Ronald Cumming
- Born: Ronald Stuart Cumming 4 April 1900 Aberlour, Scotland
- Died: 17 November 1982 (aged 82) Rothes, Scotland

Rugby union career
- Position: Prop

Amateur team(s)
- Years: Team / Apps / (Points)
- -: Aberdeen University

Provincial / State sides
- Years: Team / Apps / (Points)
- -: North of Scotland District

International career
- Years: Team / Apps / (Points)
- 1921: Scotland / 2 / (0)

= Ronald Cumming =

Scotland international rugby union player (1900–1982)
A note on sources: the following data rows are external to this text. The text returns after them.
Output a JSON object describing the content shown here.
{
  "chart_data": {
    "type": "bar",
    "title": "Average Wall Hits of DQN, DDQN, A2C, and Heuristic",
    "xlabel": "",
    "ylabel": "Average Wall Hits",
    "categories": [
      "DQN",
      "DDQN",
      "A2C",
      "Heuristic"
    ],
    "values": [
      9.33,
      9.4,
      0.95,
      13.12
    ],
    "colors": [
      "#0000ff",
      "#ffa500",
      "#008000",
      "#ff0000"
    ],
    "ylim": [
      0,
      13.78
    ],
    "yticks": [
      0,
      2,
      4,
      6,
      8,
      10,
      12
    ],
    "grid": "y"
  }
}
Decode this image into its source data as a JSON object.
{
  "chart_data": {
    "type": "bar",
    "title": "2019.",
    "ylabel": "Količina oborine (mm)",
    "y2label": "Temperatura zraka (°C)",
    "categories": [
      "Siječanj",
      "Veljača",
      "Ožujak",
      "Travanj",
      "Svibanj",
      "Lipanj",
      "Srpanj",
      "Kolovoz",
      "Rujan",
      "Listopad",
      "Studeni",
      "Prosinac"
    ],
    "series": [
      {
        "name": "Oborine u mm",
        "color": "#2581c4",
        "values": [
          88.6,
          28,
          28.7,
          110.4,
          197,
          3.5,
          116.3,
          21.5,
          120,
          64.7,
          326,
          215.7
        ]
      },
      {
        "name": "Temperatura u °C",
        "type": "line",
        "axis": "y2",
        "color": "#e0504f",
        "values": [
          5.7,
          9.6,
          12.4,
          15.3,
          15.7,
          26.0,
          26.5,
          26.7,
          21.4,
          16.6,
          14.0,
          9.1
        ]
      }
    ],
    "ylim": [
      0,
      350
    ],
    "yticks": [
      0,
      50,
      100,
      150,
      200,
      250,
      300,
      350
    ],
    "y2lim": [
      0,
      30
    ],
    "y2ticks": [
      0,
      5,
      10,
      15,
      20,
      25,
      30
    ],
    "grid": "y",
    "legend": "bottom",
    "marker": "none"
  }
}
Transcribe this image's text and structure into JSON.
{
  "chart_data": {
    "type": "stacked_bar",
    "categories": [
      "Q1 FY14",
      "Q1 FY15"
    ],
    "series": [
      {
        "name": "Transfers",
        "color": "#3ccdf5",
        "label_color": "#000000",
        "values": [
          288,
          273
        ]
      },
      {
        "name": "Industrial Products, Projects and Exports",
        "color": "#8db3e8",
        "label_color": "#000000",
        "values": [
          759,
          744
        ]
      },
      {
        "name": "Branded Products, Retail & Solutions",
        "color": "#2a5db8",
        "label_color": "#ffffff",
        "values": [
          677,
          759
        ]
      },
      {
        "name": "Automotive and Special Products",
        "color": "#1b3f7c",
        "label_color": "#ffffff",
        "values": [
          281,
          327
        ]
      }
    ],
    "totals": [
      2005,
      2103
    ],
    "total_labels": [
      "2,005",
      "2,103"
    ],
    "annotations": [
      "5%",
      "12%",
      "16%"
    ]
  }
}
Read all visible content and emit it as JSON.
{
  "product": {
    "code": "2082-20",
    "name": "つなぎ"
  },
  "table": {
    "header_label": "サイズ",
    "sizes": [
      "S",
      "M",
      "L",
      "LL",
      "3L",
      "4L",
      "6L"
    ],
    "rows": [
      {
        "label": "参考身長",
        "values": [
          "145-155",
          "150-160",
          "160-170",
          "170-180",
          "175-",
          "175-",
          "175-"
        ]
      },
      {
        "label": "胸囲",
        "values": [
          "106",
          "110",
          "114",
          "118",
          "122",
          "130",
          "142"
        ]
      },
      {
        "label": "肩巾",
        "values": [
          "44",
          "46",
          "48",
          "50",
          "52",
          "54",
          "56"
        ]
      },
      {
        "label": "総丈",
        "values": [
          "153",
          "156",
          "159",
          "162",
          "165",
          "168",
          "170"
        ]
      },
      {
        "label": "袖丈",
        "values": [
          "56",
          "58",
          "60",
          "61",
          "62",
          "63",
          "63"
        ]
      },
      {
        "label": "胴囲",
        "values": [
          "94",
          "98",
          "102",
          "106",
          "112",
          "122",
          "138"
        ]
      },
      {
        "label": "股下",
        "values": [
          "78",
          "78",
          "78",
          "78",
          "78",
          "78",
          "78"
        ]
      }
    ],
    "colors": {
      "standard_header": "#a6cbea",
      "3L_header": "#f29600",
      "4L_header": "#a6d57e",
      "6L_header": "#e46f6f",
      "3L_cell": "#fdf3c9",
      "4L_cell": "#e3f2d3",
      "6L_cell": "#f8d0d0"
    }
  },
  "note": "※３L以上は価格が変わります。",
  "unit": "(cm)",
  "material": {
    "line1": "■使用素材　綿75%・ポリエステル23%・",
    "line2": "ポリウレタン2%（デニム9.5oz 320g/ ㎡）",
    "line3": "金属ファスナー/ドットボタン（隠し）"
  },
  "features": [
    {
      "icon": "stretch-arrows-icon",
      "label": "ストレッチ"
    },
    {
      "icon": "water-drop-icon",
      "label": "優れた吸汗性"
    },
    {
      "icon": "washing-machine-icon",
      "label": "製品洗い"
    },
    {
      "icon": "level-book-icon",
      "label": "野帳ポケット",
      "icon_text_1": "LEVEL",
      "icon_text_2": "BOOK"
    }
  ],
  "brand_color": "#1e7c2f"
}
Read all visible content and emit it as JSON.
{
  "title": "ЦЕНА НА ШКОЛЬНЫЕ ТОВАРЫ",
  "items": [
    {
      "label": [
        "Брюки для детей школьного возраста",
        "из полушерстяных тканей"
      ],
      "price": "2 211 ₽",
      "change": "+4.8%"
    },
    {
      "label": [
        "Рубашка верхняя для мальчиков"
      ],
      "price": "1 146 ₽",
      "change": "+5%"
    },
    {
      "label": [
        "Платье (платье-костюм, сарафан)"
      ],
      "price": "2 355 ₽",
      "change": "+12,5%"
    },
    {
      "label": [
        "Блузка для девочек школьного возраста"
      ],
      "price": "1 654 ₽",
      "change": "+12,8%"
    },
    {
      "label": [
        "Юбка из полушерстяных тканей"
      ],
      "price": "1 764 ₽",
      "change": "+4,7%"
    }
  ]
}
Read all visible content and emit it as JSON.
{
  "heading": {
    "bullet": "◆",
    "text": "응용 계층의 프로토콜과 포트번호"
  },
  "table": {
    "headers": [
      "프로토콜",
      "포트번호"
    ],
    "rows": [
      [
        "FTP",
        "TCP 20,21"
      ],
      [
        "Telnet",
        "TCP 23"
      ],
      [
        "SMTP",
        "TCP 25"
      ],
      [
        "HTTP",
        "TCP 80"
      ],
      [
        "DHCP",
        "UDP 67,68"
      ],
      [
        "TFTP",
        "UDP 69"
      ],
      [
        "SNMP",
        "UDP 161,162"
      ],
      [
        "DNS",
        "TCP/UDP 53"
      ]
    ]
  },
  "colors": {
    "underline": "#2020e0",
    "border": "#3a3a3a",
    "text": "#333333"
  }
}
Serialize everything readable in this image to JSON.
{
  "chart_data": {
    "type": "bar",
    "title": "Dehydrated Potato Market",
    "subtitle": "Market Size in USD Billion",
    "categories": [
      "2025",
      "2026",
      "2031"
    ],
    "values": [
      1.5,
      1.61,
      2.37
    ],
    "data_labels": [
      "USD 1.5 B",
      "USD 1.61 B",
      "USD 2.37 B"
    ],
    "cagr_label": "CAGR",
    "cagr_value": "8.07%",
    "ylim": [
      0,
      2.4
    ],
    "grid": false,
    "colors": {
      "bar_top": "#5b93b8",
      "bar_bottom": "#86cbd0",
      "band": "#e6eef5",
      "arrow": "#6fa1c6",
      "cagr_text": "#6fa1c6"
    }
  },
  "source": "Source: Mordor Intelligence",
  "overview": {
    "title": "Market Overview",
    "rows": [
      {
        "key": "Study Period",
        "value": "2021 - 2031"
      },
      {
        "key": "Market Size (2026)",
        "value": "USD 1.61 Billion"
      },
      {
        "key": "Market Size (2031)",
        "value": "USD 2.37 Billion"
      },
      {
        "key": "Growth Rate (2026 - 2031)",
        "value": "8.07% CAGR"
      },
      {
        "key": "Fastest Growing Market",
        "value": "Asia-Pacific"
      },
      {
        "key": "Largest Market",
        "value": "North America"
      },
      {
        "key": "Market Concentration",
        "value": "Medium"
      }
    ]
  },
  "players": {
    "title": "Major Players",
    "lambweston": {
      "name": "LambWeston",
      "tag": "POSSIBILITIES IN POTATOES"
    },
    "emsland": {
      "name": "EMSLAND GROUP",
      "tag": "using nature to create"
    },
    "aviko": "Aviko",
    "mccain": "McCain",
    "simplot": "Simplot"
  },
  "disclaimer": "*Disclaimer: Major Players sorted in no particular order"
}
Ronald Cumming (4 April 1900 – 17 November 1982) was a Scotland international rugby union player.

==Rugby Union career==

===Amateur career===

Cumming played for Aberdeen University.

===Provincial career===

He played for North of Scotland District.

===International career===

He played for Scotland twice in 1922.

==Business career==

He followed into the family business in the whisky industry. He became Chairman of the Scottish Whisky Association in 1961. He became Chairman of Distillers Company Ltd. in 1963.

==Family==

His parents were John Fleetwood Cumming (1863-1933) and Beatrice Gordon Bryson Kynoch (1865-1906). John Fleetwood Cumming was a Moray councillor and owner of the Cardhu distillery near Knockando, which was founded by his grandfather in 1824. They had 2 sons Lewis Robertson Cumming (1892-1914), John Kynoch Cumming (1896-1927) and 1 daughter Elizabeth Cumming (1898-1989) as well as Ronald. His father remarried Isobel Field when Beatrice died, they had a daughter in 1909 that died in infancy. Lewis joined the Black Watch and died in the Great War; John was wounded and taken prisoner.

Ronald married Mary Hendrie (1904-1990) in Wentworth, Ontario in Canada in 1925. They had 2 daughters Elizabeth Bryson Cumming (1926-2015) and Mary Stuart Cumming (1929-1990). Mary Hendrie received an O.B.E. in 1953.